UNIQUENESS OF IFN:  Megakaryocytes (platelets) are believed to play a special role in the development of myelofibrosis in MPD. (......Remember the strong statements about this in the Messinezy article. We've also noted an interesting article about MPD developing in frequent blood donors and, in another article, it is noted that frequent blood donors have higher concentrations of megakaryocyte colony-forming progenitors.  These are strictly my comments, not Silver's!!!.....)   Silver notes that platelet-derived growth factor (PDGF) is involved in this fibrosis, along with other growth factors ((including transforming growth factor beta (TGF-beta)).

           - IFN is known to antagonize (suppress) PDGF.

           - IFN causes TGF-beta to return to normal levels.

           - IFN is ANTIangiogenic.  (Angiogenesis is the first step in the formation of new blood vessels.  This is very important in the growth of malignancies. )  In addition, TGF-beta is a strong promoter of angiogenesis.

           -IFN inhibits erythroid progenitors in vitro (test tube) and affects platelet maturation, etc.  In some reports IFN had corrected biochemical abnormalities of platelets.

              So IFN is the first drug offered as treatment for PV that actually may be able to alter the course of the disease.  Silver calls it the "therapeutic evolution of the PVSG" in its search for PV treatment.  (Since phlebotomy-only and hydroxyurea as PV treatments came FROM the PVSG in 1986 -this is VERY interesting as coming in the "last official publication of the PVSG.")                                                                                              Silver summarizes the reasons for using IFN in PV including abatement of constitutional symptoms (like pruritus), maintenance of hematocrit & platelets, avoidence of  iron-deficient anemia (from phlebotomies) and macrocytosis (from HU).  He also states the LACK OF MUTAGENICITY and PREVENTION OR DELAY OF POST-POLYCYTHEMIA MF if used EARLY in PV (emphasis is mine).

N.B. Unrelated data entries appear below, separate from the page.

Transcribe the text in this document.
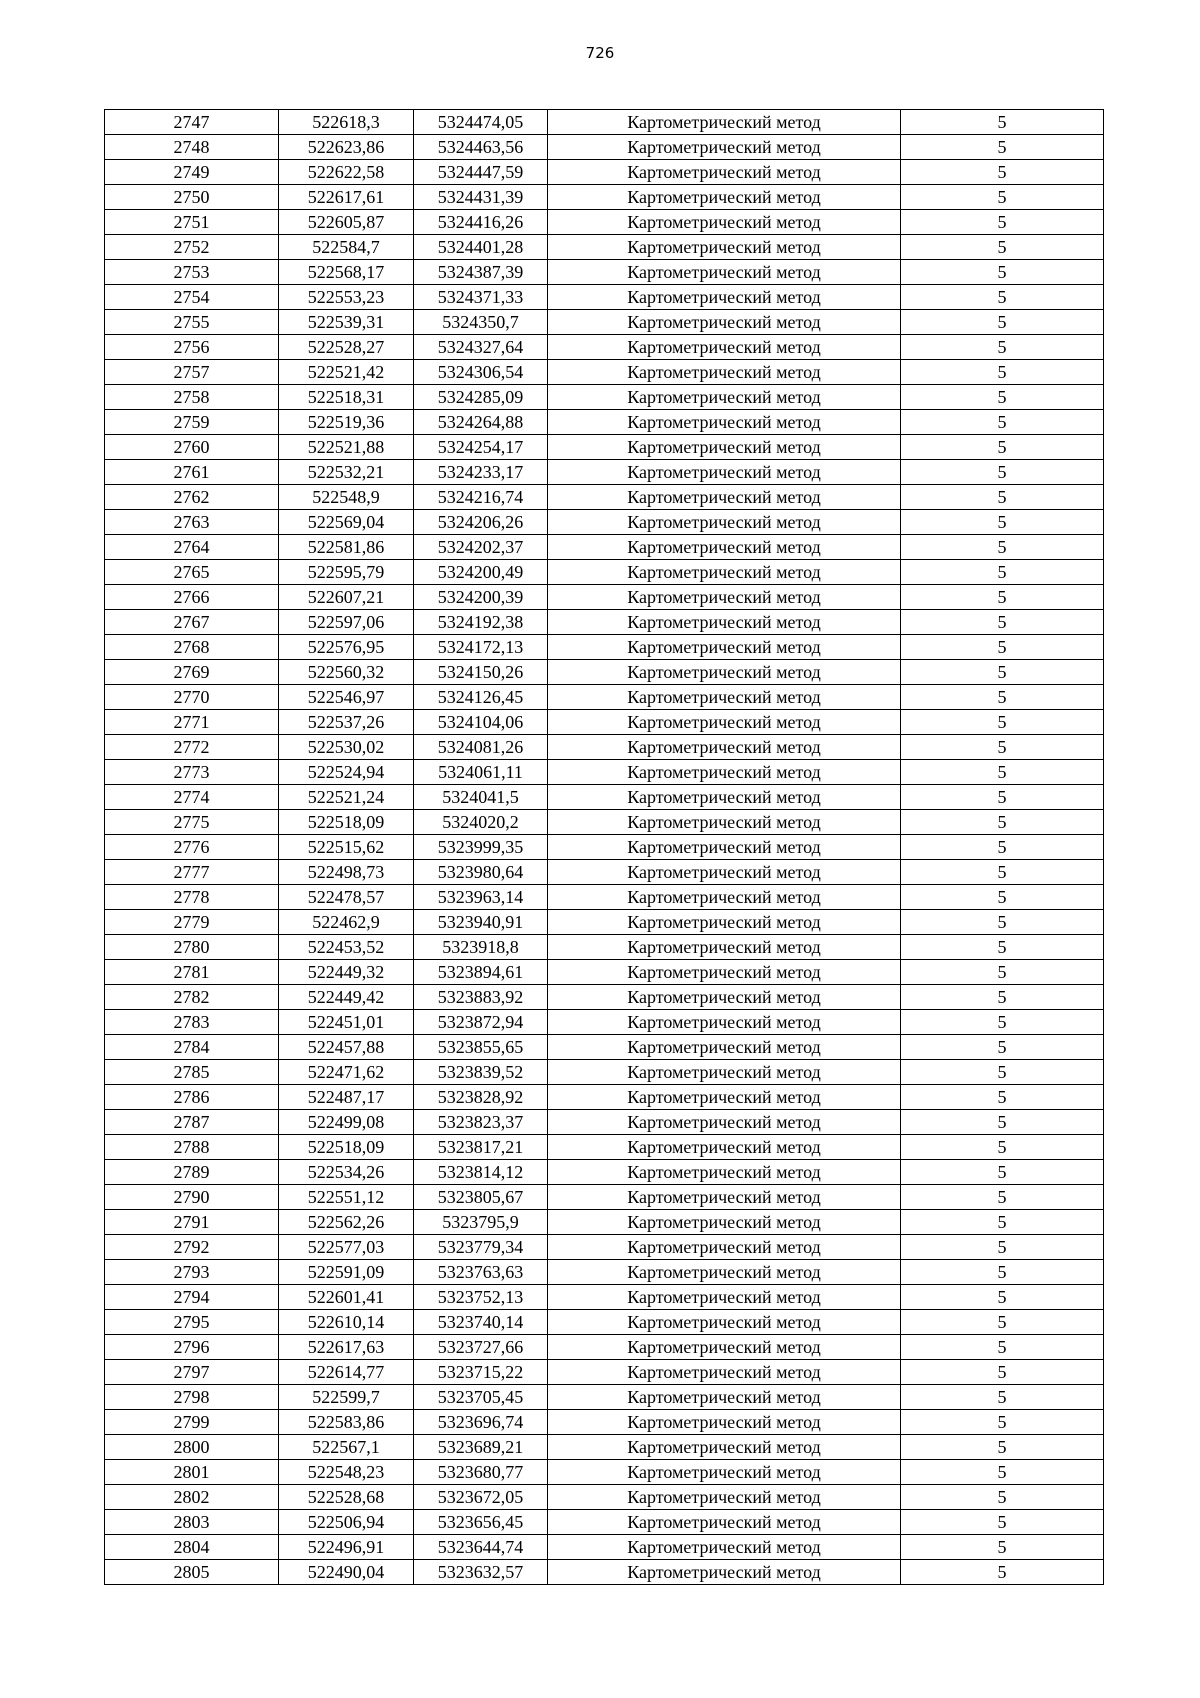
726
2747	522618,3	5324474,05	Картометрический метод	5
2748	522623,86	5324463,56	Картометрический метод	5
2749	522622,58	5324447,59	Картометрический метод	5
2750	522617,61	5324431,39	Картометрический метод	5
2751	522605,87	5324416,26	Картометрический метод	5
2752	522584,7	5324401,28	Картометрический метод	5
2753	522568,17	5324387,39	Картометрический метод	5
2754	522553,23	5324371,33	Картометрический метод	5
2755	522539,31	5324350,7	Картометрический метод	5
2756	522528,27	5324327,64	Картометрический метод	5
2757	522521,42	5324306,54	Картометрический метод	5
2758	522518,31	5324285,09	Картометрический метод	5
2759	522519,36	5324264,88	Картометрический метод	5
2760	522521,88	5324254,17	Картометрический метод	5
2761	522532,21	5324233,17	Картометрический метод	5
2762	522548,9	5324216,74	Картометрический метод	5
2763	522569,04	5324206,26	Картометрический метод	5
2764	522581,86	5324202,37	Картометрический метод	5
2765	522595,79	5324200,49	Картометрический метод	5
2766	522607,21	5324200,39	Картометрический метод	5
2767	522597,06	5324192,38	Картометрический метод	5
2768	522576,95	5324172,13	Картометрический метод	5
2769	522560,32	5324150,26	Картометрический метод	5
2770	522546,97	5324126,45	Картометрический метод	5
2771	522537,26	5324104,06	Картометрический метод	5
2772	522530,02	5324081,26	Картометрический метод	5
2773	522524,94	5324061,11	Картометрический метод	5
2774	522521,24	5324041,5	Картометрический метод	5
2775	522518,09	5324020,2	Картометрический метод	5
2776	522515,62	5323999,35	Картометрический метод	5
2777	522498,73	5323980,64	Картометрический метод	5
2778	522478,57	5323963,14	Картометрический метод	5
2779	522462,9	5323940,91	Картометрический метод	5
2780	522453,52	5323918,8	Картометрический метод	5
2781	522449,32	5323894,61	Картометрический метод	5
2782	522449,42	5323883,92	Картометрический метод	5
2783	522451,01	5323872,94	Картометрический метод	5
2784	522457,88	5323855,65	Картометрический метод	5
2785	522471,62	5323839,52	Картометрический метод	5
2786	522487,17	5323828,92	Картометрический метод	5
2787	522499,08	5323823,37	Картометрический метод	5
2788	522518,09	5323817,21	Картометрический метод	5
2789	522534,26	5323814,12	Картометрический метод	5
2790	522551,12	5323805,67	Картометрический метод	5
2791	522562,26	5323795,9	Картометрический метод	5
2792	522577,03	5323779,34	Картометрический метод	5
2793	522591,09	5323763,63	Картометрический метод	5
2794	522601,41	5323752,13	Картометрический метод	5
2795	522610,14	5323740,14	Картометрический метод	5
2796	522617,63	5323727,66	Картометрический метод	5
2797	522614,77	5323715,22	Картометрический метод	5
2798	522599,7	5323705,45	Картометрический метод	5
2799	522583,86	5323696,74	Картометрический метод	5
2800	522567,1	5323689,21	Картометрический метод	5
2801	522548,23	5323680,77	Картометрический метод	5
2802	522528,68	5323672,05	Картометрический метод	5
2803	522506,94	5323656,45	Картометрический метод	5
2804	522496,91	5323644,74	Картометрический метод	5
2805	522490,04	5323632,57	Картометрический метод	5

RECOMMENDATIONS:  Silver concludes with his recommendations for the treatment of PV.  It includes phlebotomy to keep hematocrit between 40 and 45% with strict attention to platelets.  Interferon (IFN) gradually increasing from 1 mu/3 x's per wk to a target dose of 3 or 5 mu/3 x's per week which then may be modified to keep hematocrit below 45%.  He says only occasional phlebotomies should be required after the second year on IFN.  He does include aspirin - enteric-coated, 80 mg daily.  For YOUNG patients who can not accept IFN, he considers anagrelide (for platelet control) with phlebotomies.  For ELDERLY (over 70 years), he considers radioactive phosphorus (P32) or HU.